Geen producten in de winkelwagen.

Psycholoog en communicatiedeskundige Susanne Piët

Emoties zijn alles. En alles is emotie, volgens psycholoog en communicatiedeskundige Susanne Piët. Dat geldt voor motivatie, fusies of ziekteverzuim. Gelukkig zijn emoties goed te managen, ook zonder handboek. “Ik raad managers aan om vaker naar de film te gaan of een museum.”

‘Van managers raakt mijn inspiratie geblokkeerd’

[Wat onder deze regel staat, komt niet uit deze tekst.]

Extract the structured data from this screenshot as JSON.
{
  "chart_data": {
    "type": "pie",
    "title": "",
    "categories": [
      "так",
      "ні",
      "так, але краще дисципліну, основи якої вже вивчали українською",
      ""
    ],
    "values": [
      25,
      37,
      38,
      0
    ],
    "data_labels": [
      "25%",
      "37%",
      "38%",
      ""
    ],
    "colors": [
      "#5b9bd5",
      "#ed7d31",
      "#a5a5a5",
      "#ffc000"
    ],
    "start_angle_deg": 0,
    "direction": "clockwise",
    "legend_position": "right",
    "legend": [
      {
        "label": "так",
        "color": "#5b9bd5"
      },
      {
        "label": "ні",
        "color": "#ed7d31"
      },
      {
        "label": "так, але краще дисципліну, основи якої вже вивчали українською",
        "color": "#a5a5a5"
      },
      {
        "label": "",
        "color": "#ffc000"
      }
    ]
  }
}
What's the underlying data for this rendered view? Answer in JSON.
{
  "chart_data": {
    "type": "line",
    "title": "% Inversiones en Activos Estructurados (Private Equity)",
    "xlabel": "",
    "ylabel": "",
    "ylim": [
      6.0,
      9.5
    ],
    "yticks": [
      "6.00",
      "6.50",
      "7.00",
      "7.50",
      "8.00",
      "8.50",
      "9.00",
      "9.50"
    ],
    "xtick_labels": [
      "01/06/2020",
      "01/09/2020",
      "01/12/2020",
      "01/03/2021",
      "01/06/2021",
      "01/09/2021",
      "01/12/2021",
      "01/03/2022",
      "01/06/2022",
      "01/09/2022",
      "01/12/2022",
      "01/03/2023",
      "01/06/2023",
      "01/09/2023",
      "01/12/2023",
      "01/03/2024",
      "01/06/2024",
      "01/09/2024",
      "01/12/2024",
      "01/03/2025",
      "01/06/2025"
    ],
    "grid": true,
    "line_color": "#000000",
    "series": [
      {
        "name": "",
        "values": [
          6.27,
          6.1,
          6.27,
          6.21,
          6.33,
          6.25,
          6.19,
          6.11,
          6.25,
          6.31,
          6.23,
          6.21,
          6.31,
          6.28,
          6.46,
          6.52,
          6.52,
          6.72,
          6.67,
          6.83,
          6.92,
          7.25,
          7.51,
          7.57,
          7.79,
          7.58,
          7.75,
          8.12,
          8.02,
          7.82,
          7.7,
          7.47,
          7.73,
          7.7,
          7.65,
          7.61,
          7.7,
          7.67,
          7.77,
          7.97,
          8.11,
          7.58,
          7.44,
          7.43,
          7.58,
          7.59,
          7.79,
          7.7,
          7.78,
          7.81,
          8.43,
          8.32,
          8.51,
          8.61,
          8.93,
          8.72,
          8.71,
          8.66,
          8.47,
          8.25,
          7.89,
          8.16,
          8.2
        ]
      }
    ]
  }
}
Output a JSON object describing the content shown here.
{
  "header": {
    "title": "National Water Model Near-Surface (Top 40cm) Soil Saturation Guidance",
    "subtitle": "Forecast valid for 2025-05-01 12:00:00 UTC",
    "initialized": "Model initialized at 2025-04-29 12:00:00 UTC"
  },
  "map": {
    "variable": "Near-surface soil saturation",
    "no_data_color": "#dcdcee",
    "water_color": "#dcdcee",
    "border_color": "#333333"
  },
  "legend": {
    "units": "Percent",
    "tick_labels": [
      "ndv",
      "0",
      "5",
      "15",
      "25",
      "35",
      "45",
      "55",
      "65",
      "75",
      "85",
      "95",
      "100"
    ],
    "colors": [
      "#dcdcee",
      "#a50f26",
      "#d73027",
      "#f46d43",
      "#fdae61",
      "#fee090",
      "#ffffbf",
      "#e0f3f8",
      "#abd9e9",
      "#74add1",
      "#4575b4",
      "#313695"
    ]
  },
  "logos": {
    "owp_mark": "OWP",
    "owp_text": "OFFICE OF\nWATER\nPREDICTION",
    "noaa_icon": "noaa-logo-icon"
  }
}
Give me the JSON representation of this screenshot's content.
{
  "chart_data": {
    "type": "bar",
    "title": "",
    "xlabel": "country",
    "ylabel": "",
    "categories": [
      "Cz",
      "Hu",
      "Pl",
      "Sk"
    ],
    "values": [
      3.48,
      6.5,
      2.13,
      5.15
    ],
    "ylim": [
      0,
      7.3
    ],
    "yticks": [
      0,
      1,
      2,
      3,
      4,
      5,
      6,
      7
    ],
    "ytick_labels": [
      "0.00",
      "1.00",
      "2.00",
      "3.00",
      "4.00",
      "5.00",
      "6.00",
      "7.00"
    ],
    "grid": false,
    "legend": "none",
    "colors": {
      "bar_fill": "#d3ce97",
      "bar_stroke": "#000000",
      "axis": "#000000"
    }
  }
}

U denkt nog steeds een rationele manager te zijn die weloverwogen besluiten neemt? Die vooral op cijfers en bedrijfsresultaten is gericht? Dan heeft u het mis. Alles, maar dan ook werkelijk alles wat u doet, is ingegeven door emotie. Of u nou een sollicitant aanneemt, een fusie voorbereidt of een cultuuromslag wilt bewerkstelligen. Het gaat altijd over emoties. Susanne Piët had het allang door. De psychologe promoveerde jaren geleden op het onderzoek ‘het loon van de angst’ en is sindsdien in de ban van emoties. Zij traint en adviseert bedrijven en individuele managers in het omgaan met emoties. En zo leren vrouwelijke managers kritiek minder persoonlijk op te vatten en mannelijke managers meer aandacht te besteden aan de onderlinge verhouding.
Piët is hot. Haar laatste boek De emotiemarkt is het managementboek van het jaar. Critici vinden dat het boek weinig nieuws biedt en nauwelijks iets toevoegt aan de constatering dat we al jaren in een beleveniseconomie verkeren waarin consumenten geen product maar een gevoel kopen. Dat doet echter niets af aan haar enorme populariteit. Haar werk spreekt tot de verbeelding. En zo is zij ook voor lezingen en trainingen veelgevraagd. Bekend zijn is wel aardig, vindt de psychologe en communicatiedeskundige. Alleen heb je er zo weinig aan. Je krijgt er weinig voor terug. Zij geniet liever van goede coachingsgesprekken waarbij ook veel wordt gelachen. Want hoe belangrijk sommige bestuursvoorzitters zich ook voordoen als zij in driedelig grijs binnenstappen, van binnen zijn het vaak nog jongetjes. Dat speelse en flexibele probeert Piët dan ook weer naar boven te halen zodat iemand niet zijn identiteit en emoties opoffert aan het bedrijf. Dat zou tenslotte zonde zijn.
Op een zonnige namiddag in juni zit zij met een kopje thee in de tuin van haar pied-à-terre, een graanmolen in Weesp. Net terug van een week Frankrijk is er ondertussen alweer van alles gebeurd in Nederland waar zij zich over verbaast en ook dikwijls aan ergert. Balkenende zou zij niet willen coachen. Sommige mensen gunt ze het succes niet. Wouter Bos of Femke Halsema zou zij wel graag onder handen willen nemen. Daar is voldoende potentieel aanwezig om de mens te raken en te enthousiasmeren. Piët praat honderduit over alles wat met emoties te maken heeft. Alleen als het gesprek over managers gaat, raakt haar inspiratie geblokkeerd.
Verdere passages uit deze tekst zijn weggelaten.